FRANKFURT, Germany (AP) — The head of the European Central Bank has vowed to "do whatever it takes" to save the euro. Markets want to hear more about what exactly Mario Draghi meant by that.
It's not clear how much Draghi will be able to add to his remarks last week during his news conference on Thursday, which is held after the bank's monthly meeting to set interest rates.
He will certainly get questions about what the ECB could do to intervene in bond markets and push down the high borrowing costs that are threatening heavily indebted governments such as Spain and Italy with financial collapse.
Draghi sent expectations soaring last week that the central bank of the 17 countries that use the euro might resume its purchases of government bonds after he said that high borrowing rates were "within our mandate" under certain circumstances.
High borrowing rates drove Greece, Ireland and Portugal to take bailout loans from the other eurozone countries so that they could keep paying their debts, and Greece had to ask creditors to forgo €107 billion ($131.59 billion) in repayments. Italy and Spain, both of which have to constantly sell new bonds to pay off old ones that are coming due, are now under similar pressure. But if these countries — the third- and fourth-largest governments in the eurozone respectively— find themselves locked out the bond markets by high borrowing costs, there are real concerns that the eurozone's resources would be put under considerable strain if they asked for a bailout.
Analysts think the ECB will probably leave its key interest rate — the rate it charges banks for loans, which influences other rates throughout the economy — unchanged at 0.75 percent. Most of the focus is expected instead to be on the government bond market.
"Amid the high expectations Draghi is hardly likely to want to appear empty-handed before the public," analyst Christoph Balz at Commerzbank wrote in a note to investors.
"Draghi is therefore more likely to stress the readiness of the ECB to take action rather than announce more concrete steps."
But he added: "Perhaps Draghi will pull a new rabbit out of the hat."
Draghi raised expectations when he said the bank could address high bond market rates if they were preventing the low interest rates set by the ECB from spreading through the economy. If the bank was to move to help reduce interest rates, the economic uncertainty surrounding a country would ease off, helping it to get its finances under control.
However, Draghi has not said what the bank might do.
There are several possibilities but each has problems. One of the obstacles is that legally the bank cannot intervene in bond markets simply to make it easier for governments to borrow. Its founding treaty forbids it from using its monetary powers to finance the 17 governments in the eurozone.
It has bought bonds before — more than €210 billion worth — in a bond market intervention that started in May, 2010 but that was stopped in March. The purchases were in an attempt to lower rates on the bonds of financially troubled countries, under the reasoning the ECB was seeking to spread its low interest rate policy throughout the eurozone, not simply to bail out governments.

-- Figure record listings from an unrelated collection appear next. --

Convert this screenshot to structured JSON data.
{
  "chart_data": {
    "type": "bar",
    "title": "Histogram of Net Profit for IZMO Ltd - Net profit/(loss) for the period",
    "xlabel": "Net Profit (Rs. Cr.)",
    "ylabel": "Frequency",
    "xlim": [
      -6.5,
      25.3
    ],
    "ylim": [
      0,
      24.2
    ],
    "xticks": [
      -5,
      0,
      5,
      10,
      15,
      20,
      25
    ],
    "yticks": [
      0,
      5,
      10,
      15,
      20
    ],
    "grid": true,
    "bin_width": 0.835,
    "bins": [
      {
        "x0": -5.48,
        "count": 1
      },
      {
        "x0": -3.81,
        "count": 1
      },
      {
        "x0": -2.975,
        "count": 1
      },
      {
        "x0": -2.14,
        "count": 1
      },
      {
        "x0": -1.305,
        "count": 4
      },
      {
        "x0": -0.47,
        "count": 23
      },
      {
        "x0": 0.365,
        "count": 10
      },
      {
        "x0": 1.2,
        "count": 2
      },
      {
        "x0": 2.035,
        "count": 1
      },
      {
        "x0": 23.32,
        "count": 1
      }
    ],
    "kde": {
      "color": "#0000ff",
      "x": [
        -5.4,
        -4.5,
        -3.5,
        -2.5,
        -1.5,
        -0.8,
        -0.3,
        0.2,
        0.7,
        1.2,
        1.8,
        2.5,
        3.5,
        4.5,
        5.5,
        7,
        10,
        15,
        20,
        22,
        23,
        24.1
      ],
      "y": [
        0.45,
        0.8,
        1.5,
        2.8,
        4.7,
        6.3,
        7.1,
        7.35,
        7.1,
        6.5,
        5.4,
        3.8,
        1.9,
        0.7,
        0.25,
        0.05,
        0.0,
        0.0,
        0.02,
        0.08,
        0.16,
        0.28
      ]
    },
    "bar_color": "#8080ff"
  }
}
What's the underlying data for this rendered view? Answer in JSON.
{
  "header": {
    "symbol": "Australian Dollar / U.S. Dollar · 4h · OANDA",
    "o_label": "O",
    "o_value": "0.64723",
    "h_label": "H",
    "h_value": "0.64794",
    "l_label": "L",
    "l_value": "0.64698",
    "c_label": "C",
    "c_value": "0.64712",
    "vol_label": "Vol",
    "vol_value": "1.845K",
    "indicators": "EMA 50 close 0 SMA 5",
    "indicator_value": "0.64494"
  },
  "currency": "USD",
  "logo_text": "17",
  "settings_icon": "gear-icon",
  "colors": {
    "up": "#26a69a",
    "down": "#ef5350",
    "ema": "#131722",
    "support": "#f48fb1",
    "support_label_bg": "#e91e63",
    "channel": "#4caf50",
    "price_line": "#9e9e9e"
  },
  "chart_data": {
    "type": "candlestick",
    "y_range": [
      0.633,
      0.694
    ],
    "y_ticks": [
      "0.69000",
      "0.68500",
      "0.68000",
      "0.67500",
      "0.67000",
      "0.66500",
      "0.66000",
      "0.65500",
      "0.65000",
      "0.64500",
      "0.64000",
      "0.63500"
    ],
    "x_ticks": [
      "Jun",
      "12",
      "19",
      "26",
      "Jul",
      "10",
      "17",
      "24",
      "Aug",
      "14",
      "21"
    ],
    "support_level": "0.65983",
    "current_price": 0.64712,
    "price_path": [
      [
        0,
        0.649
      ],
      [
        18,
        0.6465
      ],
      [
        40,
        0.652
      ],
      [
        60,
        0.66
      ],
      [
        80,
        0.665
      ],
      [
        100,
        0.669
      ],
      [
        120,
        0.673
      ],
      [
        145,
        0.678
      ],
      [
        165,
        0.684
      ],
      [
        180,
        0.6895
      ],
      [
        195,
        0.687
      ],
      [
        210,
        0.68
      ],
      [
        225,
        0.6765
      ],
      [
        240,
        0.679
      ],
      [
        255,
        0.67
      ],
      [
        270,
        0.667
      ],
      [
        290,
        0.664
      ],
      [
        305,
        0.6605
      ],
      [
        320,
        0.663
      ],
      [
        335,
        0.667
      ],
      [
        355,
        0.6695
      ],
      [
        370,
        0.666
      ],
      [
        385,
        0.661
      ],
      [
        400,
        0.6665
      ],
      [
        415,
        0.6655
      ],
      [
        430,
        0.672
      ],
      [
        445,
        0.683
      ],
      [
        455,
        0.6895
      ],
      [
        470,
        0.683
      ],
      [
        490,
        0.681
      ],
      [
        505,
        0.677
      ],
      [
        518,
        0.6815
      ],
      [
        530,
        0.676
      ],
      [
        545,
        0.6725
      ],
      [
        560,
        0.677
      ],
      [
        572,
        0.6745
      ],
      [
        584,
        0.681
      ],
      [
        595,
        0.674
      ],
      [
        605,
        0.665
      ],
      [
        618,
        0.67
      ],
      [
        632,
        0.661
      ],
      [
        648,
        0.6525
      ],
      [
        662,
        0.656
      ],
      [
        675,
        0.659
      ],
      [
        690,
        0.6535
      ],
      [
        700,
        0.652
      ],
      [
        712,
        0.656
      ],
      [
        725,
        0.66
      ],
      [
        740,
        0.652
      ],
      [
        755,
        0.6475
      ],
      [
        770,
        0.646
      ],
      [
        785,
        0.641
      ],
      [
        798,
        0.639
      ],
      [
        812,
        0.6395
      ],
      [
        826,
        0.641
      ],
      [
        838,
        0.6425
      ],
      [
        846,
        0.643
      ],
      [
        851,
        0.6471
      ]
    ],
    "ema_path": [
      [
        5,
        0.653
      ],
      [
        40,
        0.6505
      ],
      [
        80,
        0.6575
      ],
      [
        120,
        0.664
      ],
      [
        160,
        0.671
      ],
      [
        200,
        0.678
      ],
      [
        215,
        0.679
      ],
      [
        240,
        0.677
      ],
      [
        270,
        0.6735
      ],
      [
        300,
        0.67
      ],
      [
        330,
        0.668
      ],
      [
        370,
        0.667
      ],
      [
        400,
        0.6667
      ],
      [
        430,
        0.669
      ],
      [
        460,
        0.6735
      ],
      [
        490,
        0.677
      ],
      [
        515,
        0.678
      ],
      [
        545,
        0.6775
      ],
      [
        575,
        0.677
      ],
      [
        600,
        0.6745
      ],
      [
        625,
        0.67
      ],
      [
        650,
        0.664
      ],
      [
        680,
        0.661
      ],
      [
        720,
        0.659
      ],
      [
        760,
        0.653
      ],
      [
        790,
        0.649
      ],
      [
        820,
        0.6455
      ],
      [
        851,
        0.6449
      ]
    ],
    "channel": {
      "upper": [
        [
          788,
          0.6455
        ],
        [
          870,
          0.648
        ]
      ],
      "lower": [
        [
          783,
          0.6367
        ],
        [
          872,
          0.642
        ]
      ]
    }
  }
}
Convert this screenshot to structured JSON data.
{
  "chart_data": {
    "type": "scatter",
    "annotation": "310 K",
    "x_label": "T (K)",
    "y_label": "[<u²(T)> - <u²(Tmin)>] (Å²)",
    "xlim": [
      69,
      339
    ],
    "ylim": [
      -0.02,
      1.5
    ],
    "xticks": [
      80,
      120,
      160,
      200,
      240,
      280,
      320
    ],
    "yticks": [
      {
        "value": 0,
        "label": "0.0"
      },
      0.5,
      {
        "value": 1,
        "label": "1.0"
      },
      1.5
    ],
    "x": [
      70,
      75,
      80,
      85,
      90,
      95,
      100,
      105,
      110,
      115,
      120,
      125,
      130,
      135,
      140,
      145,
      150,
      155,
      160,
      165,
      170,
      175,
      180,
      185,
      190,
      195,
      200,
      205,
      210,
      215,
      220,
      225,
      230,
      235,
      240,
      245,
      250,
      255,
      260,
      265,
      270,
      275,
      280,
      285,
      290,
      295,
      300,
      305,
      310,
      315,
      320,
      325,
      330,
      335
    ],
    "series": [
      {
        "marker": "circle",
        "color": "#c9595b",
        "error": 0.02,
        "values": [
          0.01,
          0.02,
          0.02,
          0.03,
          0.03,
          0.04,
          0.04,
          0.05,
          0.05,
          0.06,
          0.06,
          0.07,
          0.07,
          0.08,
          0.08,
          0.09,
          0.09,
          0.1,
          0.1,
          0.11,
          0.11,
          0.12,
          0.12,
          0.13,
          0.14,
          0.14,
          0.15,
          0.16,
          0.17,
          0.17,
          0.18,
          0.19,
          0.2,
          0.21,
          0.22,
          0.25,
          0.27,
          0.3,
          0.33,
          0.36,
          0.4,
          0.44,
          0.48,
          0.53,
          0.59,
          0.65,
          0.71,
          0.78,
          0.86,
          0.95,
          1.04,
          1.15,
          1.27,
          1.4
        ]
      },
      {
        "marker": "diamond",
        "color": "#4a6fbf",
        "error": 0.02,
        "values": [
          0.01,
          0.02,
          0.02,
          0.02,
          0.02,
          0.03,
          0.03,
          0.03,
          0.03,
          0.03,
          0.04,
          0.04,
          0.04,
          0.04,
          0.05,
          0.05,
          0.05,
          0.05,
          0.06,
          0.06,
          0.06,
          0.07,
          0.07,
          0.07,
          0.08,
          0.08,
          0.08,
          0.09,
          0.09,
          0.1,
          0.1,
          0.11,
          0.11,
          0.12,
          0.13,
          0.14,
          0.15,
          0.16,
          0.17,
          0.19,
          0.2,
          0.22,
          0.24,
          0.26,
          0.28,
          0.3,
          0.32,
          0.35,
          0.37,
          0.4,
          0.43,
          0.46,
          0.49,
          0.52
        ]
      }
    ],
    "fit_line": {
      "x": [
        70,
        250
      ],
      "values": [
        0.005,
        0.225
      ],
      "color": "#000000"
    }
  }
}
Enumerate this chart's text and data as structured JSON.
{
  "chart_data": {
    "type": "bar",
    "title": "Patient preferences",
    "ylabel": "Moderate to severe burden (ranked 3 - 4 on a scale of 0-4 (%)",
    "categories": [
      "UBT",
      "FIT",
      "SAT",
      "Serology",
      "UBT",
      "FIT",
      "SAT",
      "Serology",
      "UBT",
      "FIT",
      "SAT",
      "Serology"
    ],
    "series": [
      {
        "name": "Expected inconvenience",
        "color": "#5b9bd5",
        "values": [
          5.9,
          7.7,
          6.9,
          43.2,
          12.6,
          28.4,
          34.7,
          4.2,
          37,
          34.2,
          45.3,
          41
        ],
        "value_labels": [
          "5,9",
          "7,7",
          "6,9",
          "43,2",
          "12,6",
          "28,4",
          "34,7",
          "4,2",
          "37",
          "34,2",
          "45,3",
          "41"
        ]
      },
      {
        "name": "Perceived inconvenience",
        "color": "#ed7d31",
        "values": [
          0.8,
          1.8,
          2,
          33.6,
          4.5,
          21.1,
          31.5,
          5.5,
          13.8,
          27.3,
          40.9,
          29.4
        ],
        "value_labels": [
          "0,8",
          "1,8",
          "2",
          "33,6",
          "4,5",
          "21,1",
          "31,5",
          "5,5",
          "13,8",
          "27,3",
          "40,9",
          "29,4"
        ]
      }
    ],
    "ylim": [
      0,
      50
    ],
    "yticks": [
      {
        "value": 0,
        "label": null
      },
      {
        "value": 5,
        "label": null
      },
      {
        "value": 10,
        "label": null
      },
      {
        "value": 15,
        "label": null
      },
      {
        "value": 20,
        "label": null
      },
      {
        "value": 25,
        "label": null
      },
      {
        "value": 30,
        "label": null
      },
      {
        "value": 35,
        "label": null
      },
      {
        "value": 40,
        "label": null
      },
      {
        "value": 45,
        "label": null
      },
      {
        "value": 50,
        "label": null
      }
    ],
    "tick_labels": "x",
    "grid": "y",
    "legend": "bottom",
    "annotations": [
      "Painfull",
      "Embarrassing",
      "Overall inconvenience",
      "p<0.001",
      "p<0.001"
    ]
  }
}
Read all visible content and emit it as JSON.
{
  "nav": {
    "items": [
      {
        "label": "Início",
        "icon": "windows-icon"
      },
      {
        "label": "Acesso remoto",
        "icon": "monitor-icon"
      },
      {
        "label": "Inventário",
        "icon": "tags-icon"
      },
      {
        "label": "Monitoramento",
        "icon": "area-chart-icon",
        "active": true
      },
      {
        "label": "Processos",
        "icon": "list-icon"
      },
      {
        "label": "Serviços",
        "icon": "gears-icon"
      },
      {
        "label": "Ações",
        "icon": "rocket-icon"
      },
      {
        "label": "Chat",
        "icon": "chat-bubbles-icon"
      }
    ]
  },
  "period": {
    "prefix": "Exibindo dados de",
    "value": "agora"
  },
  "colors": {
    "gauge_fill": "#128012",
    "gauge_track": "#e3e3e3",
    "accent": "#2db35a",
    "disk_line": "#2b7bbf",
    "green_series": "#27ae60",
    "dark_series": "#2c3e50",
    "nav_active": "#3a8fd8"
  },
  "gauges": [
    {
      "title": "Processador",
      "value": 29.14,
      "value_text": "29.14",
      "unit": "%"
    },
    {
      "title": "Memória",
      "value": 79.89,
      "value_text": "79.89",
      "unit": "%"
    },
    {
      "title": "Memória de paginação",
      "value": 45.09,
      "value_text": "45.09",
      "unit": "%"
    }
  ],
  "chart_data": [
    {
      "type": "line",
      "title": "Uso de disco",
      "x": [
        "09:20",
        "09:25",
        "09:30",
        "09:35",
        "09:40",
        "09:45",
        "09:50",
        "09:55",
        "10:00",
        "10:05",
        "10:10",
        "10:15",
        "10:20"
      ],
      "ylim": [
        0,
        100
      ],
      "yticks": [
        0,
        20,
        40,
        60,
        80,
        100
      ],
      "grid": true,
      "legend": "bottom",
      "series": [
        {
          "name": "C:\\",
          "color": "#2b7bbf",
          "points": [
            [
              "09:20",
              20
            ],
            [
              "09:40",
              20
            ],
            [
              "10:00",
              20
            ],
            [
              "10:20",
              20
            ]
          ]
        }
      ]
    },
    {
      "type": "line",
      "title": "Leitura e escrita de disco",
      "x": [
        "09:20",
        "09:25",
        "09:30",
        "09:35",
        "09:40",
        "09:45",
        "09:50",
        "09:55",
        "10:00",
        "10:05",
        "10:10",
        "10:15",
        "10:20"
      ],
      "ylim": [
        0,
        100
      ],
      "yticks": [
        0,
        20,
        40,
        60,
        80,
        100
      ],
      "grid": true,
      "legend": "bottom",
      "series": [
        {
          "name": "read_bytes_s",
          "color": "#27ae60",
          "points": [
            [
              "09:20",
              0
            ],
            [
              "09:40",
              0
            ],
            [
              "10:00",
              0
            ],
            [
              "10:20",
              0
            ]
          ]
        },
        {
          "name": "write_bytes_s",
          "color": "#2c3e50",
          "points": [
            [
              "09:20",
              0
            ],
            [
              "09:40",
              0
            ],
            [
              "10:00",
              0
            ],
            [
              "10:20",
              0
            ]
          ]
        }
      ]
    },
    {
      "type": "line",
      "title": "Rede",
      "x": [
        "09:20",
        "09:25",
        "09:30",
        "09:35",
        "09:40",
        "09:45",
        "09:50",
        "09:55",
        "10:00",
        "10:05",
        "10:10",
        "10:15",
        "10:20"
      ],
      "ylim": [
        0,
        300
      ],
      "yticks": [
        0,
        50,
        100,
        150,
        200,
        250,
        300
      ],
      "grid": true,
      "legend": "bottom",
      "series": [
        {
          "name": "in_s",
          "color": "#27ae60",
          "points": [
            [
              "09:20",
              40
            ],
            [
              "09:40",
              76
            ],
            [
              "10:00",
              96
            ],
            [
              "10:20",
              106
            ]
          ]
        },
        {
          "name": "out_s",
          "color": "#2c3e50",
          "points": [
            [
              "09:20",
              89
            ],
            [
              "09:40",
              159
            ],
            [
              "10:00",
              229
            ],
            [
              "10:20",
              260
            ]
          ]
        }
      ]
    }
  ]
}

Buying government bonds in the open market drives their price up and interest yields down, since price and yield move in opposite direction. But the ECB's bond purchase program didn't consistently drive down interest rates. That was because it was limited and because criticism from German officials led markets to believe the ECB might not be unanimously behind it.
Here's a look at some other possible plans:
— Buying bonds along with the eurozone's bailout fund, which could set tough terms for governments to get support, such as progress on cutting their debt and deficits.
— Letting the eurozone bailout fund borrow from the ECB, giving it more financial heft
— Buying bonds so that they reach a fixed yield in the market. This would draw a line in the sand that could deter market selloffs of bonds.
— Giving up the ECB's status as a preferred creditor when it buys bonds. That status could scare off countries' other creditors, who might think there would not be any money left for them in case of a bond default.
There are downsides to all those ideas. For instance, the ECB has said it can't legally lend to the bailout fund.
Many analysts think the politics and legalities are so complicated that Draghi may not be ready to announce anything on Thursday.